Eksperci próbujący przewidzieć jak potoczą się losy europejskich parkietów giełdowych już od dwóch miesięcy nie zmieniają swoich prognoz, a średnia ich przewidywań wskazuje, że stopy zwrotu z inwestycji w akcje w 2016 roku będą płaskie. Wprawdzie gospodarki rosną, ale jak się okazuje żadne dane nie przekonują inwestorów, którzy od kilkunastu tygodni wycofują pieniądze z funduszy europejskich akcji. Seria odpływów pieniędzy jest najdłuższa od kryzysu finansowego.
Nie chodzi bynajmniej o to, że analitycy źle wykonują swoje obowiązki. Problem polega na tym, że rynek mimo wiszących nad nim takich zagrożeń jak chociażby ryzyko wyjścia Wielkiej Brytanii z Unii Europejskiej wykazywał skłonność do okopywania się w miejscu gdzie drzemał przez większość czasu w ostatnich trzech latach.
Zyski były mieszane, gospodarka nie ruszyła z miejsca na tyle mocno by przyciągnąć kupujących, a wyceny utrzymują się powyżej pięcioletniej średniej, wylicza Sylvain Croyon, strateg Natixis. Wskazuje, że notatki z jego spotkań prawie nie zmieniają się od pięciu miesięcy.
- Trudno o agresywne inwestowanie, ponieważ nie mamy odpowiedniej amunicji by wykorzystać ja w naszym modelu wyceny - zdradza Croyon.

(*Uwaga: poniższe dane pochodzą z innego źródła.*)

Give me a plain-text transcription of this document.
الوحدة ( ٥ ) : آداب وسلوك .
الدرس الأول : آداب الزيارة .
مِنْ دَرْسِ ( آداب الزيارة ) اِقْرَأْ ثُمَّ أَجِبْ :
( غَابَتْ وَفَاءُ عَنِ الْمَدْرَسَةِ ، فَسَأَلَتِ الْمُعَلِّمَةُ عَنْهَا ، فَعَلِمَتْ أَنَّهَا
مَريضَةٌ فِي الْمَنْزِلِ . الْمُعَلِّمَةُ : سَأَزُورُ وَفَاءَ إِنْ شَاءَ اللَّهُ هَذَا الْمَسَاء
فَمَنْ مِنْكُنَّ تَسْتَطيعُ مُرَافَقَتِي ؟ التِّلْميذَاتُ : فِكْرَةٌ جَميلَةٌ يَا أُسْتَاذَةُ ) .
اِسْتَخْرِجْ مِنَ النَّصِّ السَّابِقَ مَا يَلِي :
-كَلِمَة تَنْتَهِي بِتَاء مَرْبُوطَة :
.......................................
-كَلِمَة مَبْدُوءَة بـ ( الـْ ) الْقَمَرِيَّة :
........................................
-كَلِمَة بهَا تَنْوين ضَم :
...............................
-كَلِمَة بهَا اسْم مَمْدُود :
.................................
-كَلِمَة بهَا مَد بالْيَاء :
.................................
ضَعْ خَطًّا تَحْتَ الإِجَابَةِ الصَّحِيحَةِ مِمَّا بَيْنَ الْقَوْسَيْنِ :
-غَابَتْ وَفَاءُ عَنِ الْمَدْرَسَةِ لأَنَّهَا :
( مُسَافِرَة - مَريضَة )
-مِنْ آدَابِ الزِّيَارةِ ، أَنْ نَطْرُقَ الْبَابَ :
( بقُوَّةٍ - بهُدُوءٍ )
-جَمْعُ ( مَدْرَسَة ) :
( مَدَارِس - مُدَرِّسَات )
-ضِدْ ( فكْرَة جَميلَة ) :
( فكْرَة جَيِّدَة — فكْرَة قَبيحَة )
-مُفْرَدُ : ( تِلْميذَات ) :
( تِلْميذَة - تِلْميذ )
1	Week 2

Wprawdzie wskaźnik giełdowy Stoxx 600 w kwietniu 2015 roku ustanowił rekord, ale dziesięć miesięcy później spadł do najniższego poziomu od dwóch lat. Od tego czasu powrócił do przedziału 300-350 pkt, gdzie znajdował się przez dwa lata zanim wzniósł się na nowy szczyt. 20 kwietnia Stoxx 600 osiągnął trzymiesięczny, a później przyhamował.